The figure above was only the beginning. As agriculture slowed, processing plants closed their doors. Zimbabwe went from being an exporter of canned food to almost entirely dependent on imports.

"One of the most interesting options now is if you are a domestic producer," says Steven Gamble, a director at international law firm Norton Rose Fulbright and head of their Harare, Zimbabwe office.

The country is struggling with a currency liquidity crisis. It uses US dollars after it scrapped its own monetary unit, the Zimbabwean dollar, a few years ago to stem hyper-inflation. Now a chronic shortage of dollars hurts importers that need hard currency to bring in foreign goods.

Mr Gamble says this may spur local food companies to begin increasing the variety of finished products they sell to meet local demand.

"Whether its peanut butter or cut flowers for the domestic market, I think we are going to see a lot of new Zimbabwean producers now coming to the fore," he says.

It is not only local producers for are eager to grow. Anglo-Dutch consumer group Unilever recently spent $8m refurbishing its factory in Harare. The plant in its glory days had produced household goods from cleaning products to soup, much of it for export.
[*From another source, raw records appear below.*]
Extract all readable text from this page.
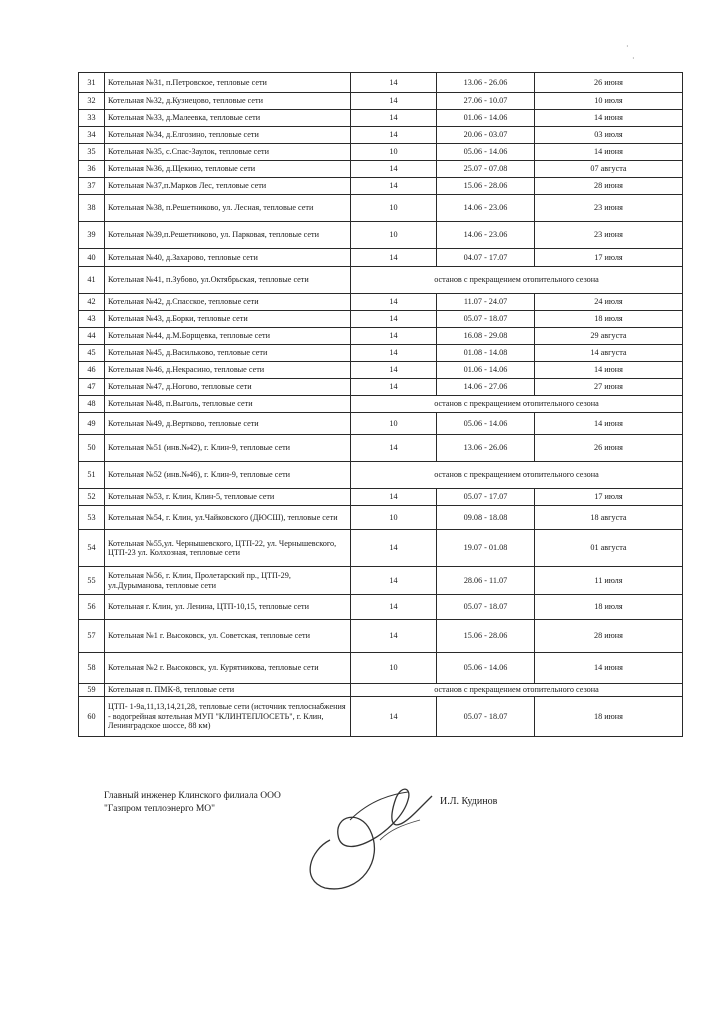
31	Котельная №31, п.Петровское, тепловые сети	14	13.06 - 26.06	26 июня
32	Котельная №32, д.Кузнецово, тепловые сети	14	27.06 - 10.07	10 июля
33	Котельная №33, д.Малеевка, тепловые сети	14	01.06 - 14.06	14 июня
34	Котельная №34, д.Елгозино, тепловые сети	14	20.06 - 03.07	03 июля
35	Котельная №35, с.Спас-Заулок, тепловые сети	10	05.06 - 14.06	14 июня
36	Котельная №36, д.Щекино, тепловые сети	14	25.07 - 07.08	07 августа
37	Котельная №37,п.Марков Лес, тепловые сети	14	15.06 - 28.06	28 июня
38	Котельная №38, п.Решетниково, ул. Лесная, тепловые сети	10	14.06 - 23.06	23 июня
39	Котельная №39,п.Решетниково, ул. Парковая, тепловые сети	10	14.06 - 23.06	23 июня
40	Котельная №40, д.Захарово, тепловые сети	14	04.07 - 17.07	17 июля
41	Котельная №41, п.Зубово, ул.Октябрьская, тепловые сети	останов с прекращением отопительного сезона		
42	Котельная №42, д.Спасское, тепловые сети	14	11.07 - 24.07	24 июля
43	Котельная №43, д.Борки, тепловые сети	14	05.07 - 18.07	18 июля
44	Котельная №44, д.М.Борщевка, тепловые сети	14	16.08 - 29.08	29 августа
45	Котельная №45, д.Василькoво, тепловые сети	14	01.08 - 14.08	14 августа
46	Котельная №46, д.Некрасино, тепловые сети	14	01.06 - 14.06	14 июня
47	Котельная №47, д.Ногово, тепловые сети	14	14.06 - 27.06	27 июня
48	Котельная №48, п.Выголь, тепловые сети	останов с прекращением отопительного сезона		
49	Котельная №49, д.Вертково, тепловые сети	10	05.06 - 14.06	14 июня
50	Котельная №51 (инв.№42), г. Клин-9, тепловые сети	14	13.06 - 26.06	26 июня
51	Котельная №52 (инв.№46), г. Клин-9, тепловые сети	останов с прекращением отопительного сезона		
52	Котельная №53, г. Клин, Клин-5, тепловые сети	14	05.07 - 17.07	17 июля
53	Котельная №54, г. Клин, ул.Чайковского (ДЮСШ), тепловые сети	10	09.08 - 18.08	18 августа
54	Котельная №55,ул. Чернышевского, ЦТП-22, ул. Чернышевского, ЦТП-23 ул. Колхозная, тепловые сети	14	19.07 - 01.08	01 августа
55	Котельная №56, г. Клин, Пролетарский пр., ЦТП-29, ул.Дурыманова, тепловые сети	14	28.06 - 11.07	11 июля
56	Котельная г. Клин, ул. Ленина, ЦТП-10,15, тепловые сети	14	05.07 - 18.07	18 июля
57	Котельная №1 г. Высоковск, ул. Советская, тепловые сети	14	15.06 - 28.06	28 июня
58	Котельная №2 г. Высоковск, ул. Курятникова, тепловые сети	10	05.06 - 14.06	14 июня
59	Котельная п. ПМК-8, тепловые сети	останов с прекращением отопительного сезона		
60	ЦТП- 1-9а,11,13,14,21,28, тепловые сети (источник теплоснабжения - водогрейная котельная МУП "КЛИНТЕПЛОСЕТЬ", г. Клин, Ленинградское шоссе, 88 км)	14	05.07 - 18.07	18 июня
Главный инженер Клинского филиала ООО
"Газпром теплоэнерго МО"
И.Л. Кудинов
·
·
In the late 1990s, Zimbabwe's economy began to decline, hurting the factory's ability to upgrade equipment and secure raw materials. Eventually the factory quit exports and slowly reduced what it produced for the local markets. With its equipment growing old and decrepit the plant limped on through the Mugabe era, producing a shrinking line of goods.

Now, Unilever sees a turnaround. "We have been in Zimbabwe for the last 75 years and believe in the country’s future," Unilever Africa CEO Bruno Witvoet told the state-run Herald newspaper. "Our confidence is very high."
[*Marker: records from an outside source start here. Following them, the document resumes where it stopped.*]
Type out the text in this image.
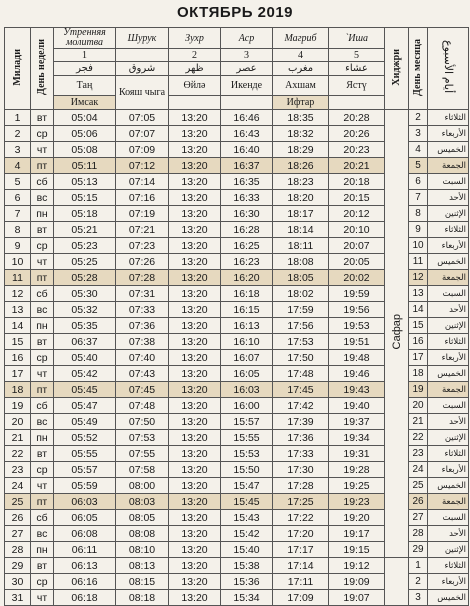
ОКТЯБРЬ 2019
Милади	День недели	Утренняя молитва	Шурук	Зухр	Аср	Магриб	`Иша	Хиджри	День месяца	أيام الأسبوع
		1		2	3	4	5			
		فجر	شروق	ظهر	عصر	مغرب	عشاء			
		Таң	Кояш чыга	Өйлә	Икенде	Ахшам	Ястү			
		Имсак				Ифтар				
1	вт	05:04	07:05	13:20	16:46	18:35	20:28	Сафар	2	الثلاثاء
2	ср	05:06	07:07	13:20	16:43	18:32	20:26		3	الأربعاء
3	чт	05:08	07:09	13:20	16:40	18:29	20:23		4	الخميس
4	пт	05:11	07:12	13:20	16:37	18:26	20:21		5	الجمعة
5	сб	05:13	07:14	13:20	16:35	18:23	20:18		6	السبت
6	вс	05:15	07:16	13:20	16:33	18:20	20:15		7	الأحد
7	пн	05:18	07:19	13:20	16:30	18:17	20:12		8	الإثنين
8	вт	05:21	07:21	13:20	16:28	18:14	20:10		9	الثلاثاء
9	ср	05:23	07:23	13:20	16:25	18:11	20:07		10	الأربعاء
10	чт	05:25	07:26	13:20	16:23	18:08	20:05		11	الخميس
11	пт	05:28	07:28	13:20	16:20	18:05	20:02		12	الجمعة
12	сб	05:30	07:31	13:20	16:18	18:02	19:59		13	السبت
13	вс	05:32	07:33	13:20	16:15	17:59	19:56		14	الأحد
14	пн	05:35	07:36	13:20	16:13	17:56	19:53		15	الإثنين
15	вт	06:37	07:38	13:20	16:10	17:53	19:51		16	الثلاثاء
16	ср	05:40	07:40	13:20	16:07	17:50	19:48		17	الأربعاء
17	чт	05:42	07:43	13:20	16:05	17:48	19:46		18	الخميس
18	пт	05:45	07:45	13:20	16:03	17:45	19:43		19	الجمعة
19	сб	05:47	07:48	13:20	16:00	17:42	19:40		20	السبت
20	вс	05:49	07:50	13:20	15:57	17:39	19:37		21	الأحد
21	пн	05:52	07:53	13:20	15:55	17:36	19:34		22	الإثنين
22	вт	05:55	07:55	13:20	15:53	17:33	19:31		23	الثلاثاء
23	ср	05:57	07:58	13:20	15:50	17:30	19:28		24	الأربعاء
24	чт	05:59	08:00	13:20	15:47	17:28	19:25		25	الخميس
25	пт	06:03	08:03	13:20	15:45	17:25	19:23		26	الجمعة
26	сб	06:05	08:05	13:20	15:43	17:22	19:20		27	السبت
27	вс	06:08	08:08	13:20	15:42	17:20	19:17		28	الأحد
28	пн	06:11	08:10	13:20	15:40	17:17	19:15		29	الإثنين
29	вт	06:13	08:13	13:20	15:38	17:14	19:12		1	الثلاثاء
30	ср	06:16	08:15	13:20	15:36	17:11	19:09		2	الأربعاء
31	чт	06:18	08:18	13:20	15:34	17:09	19:07		3	الخميس
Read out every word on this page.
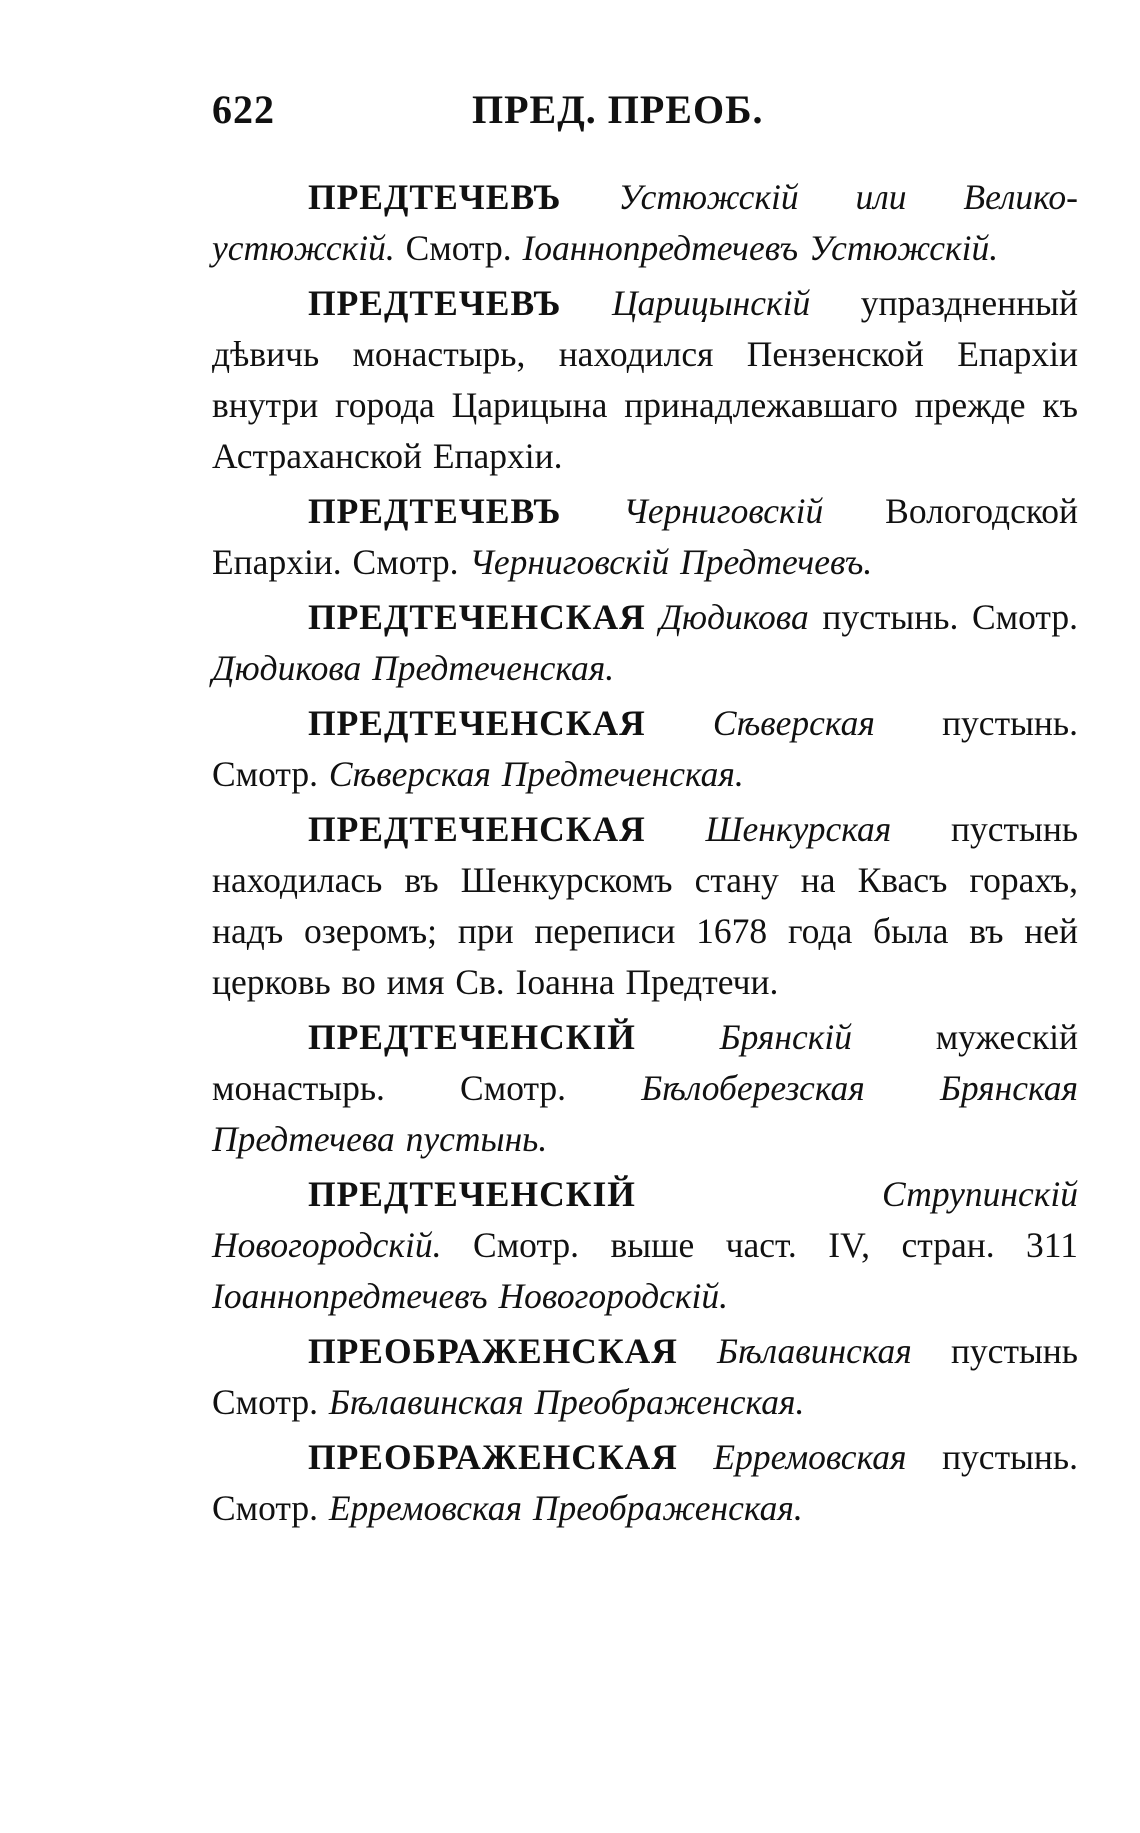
622	ПРЕД. ПРЕОБ.

ПРЕДТЕЧЕВЪ Устюжскій или Велико-устюжскій. Смотр. Іоаннопредтечевъ Устюжскій.

ПРЕДТЕЧЕВЪ Царицынскій упраздненный дѣвичь монастырь, находился Пензенской Епархіи внутри города Царицына принадлежавшаго прежде къ Астраханской Епархіи.

ПРЕДТЕЧЕВЪ Черниговскій Вологодской Епархіи. Смотр. Черниговскій Предтечевъ.

ПРЕДТЕЧЕНСКАЯ Дюдикова пустынь. Смотр. Дюдикова Предтеченская.

ПРЕДТЕЧЕНСКАЯ Сѣверская пустынь. Смотр. Сѣверская Предтеченская.

ПРЕДТЕЧЕНСКАЯ Шенкурская пустынь находилась въ Шенкурскомъ стану на Квасъ горахъ, надъ озеромъ; при переписи 1678 года была въ ней церковь во имя Св. Іоанна Предтечи.

ПРЕДТЕЧЕНСКІЙ Брянскій мужескій монастырь. Смотр. Бѣлоберезская Брянская Предтечева пустынь.

ПРЕДТЕЧЕНСКІЙ	Струпинскій Новогородскій. Смотр. выше част. IV, стран. 311 Іоаннопредтечевъ Новогородскій.

ПРЕОБРАЖЕНСКАЯ Бѣлавинская пустынь Смотр. Бѣлавинская Преображенская.

ПРЕОБРАЖЕНСКАЯ Ерремовская пустынь. Смотр. Ерремовская Преображенская.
Already the plant has begun to replace imports of certain goods on Zimbabwean shelves, he added.

Coca Cola, one of the world's largest beverage companies, has also begun upgrading local production. It will spend $65m over the next three years and hopes to turn Zimbabwe into an export hub for its range of drinks. In particular, the US firm wants to capitalise on Zimbabwe's fruit production capacity.
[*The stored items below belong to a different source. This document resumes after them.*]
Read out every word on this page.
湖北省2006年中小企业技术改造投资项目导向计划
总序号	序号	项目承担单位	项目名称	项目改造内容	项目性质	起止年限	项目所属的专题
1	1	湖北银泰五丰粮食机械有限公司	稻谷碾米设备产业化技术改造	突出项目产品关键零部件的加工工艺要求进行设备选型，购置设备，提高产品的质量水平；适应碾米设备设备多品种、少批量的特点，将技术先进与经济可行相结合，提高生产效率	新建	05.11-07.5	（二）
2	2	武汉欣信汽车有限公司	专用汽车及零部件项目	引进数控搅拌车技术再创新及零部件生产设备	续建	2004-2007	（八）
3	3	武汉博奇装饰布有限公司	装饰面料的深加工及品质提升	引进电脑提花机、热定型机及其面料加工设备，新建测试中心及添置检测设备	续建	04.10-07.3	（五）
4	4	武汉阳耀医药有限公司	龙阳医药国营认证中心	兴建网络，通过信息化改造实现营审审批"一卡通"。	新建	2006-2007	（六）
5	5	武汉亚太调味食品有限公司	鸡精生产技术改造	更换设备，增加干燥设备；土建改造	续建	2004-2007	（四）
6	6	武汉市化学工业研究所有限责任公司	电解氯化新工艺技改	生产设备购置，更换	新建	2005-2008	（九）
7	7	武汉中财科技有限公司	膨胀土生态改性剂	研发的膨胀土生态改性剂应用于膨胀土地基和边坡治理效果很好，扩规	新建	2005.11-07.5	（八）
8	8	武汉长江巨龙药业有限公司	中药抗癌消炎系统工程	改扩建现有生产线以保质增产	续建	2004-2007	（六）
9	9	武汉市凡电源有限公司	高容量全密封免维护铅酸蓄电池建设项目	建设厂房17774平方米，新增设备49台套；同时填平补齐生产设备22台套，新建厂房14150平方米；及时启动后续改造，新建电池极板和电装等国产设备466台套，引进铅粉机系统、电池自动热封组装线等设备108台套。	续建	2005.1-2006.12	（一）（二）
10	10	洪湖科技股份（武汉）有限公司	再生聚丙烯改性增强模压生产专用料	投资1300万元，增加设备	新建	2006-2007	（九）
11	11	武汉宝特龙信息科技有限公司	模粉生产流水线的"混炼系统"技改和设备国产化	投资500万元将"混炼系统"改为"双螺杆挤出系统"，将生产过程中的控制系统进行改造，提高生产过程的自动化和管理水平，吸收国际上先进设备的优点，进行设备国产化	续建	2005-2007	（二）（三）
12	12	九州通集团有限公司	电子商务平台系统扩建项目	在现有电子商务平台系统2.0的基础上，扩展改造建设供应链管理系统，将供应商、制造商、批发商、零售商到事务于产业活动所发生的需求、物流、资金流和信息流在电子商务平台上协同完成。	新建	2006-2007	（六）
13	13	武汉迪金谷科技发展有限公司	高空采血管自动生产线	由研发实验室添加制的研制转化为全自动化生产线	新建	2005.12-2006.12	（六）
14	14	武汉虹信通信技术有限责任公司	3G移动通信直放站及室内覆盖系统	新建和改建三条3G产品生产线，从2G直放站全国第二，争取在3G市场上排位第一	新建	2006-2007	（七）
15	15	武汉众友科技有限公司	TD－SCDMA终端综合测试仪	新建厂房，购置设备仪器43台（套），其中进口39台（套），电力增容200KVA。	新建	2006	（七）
"We have discussed the issue about allocating land to them to produce oranges," Finance Minister Patrick Chinamasa told reporters in May after a meeting with Coca Cola executives. "They have asked for 2,000 hectares of land and we have committed ourselves to accede to their request."

Under Mr Mugabe a deal like this would have been unthinkable. Today, the main route from the south to Harare is still lined with abandoned citrus plantations, their former owners long since gone. The remaining groves still produce oranges. But without care, the fruit either rots on the ground or is stripped by desperate "pickers" to sell along the roadside to passing motorists.

Mr Mnangagwa appears sincere in his desire to change this and return Zimbabwe to its former position as a "breadbasket" for the region and beyond.

"We are now saying to the world, Zimbabwe is now open for business," he told businessmen in Davos, Switzerland earlier this year.

"To do so, it is necessary that we look at all the legislation which we have, which has been constraining business coming into Zimbabwe, so that it is easy doing business in Zimbabwe."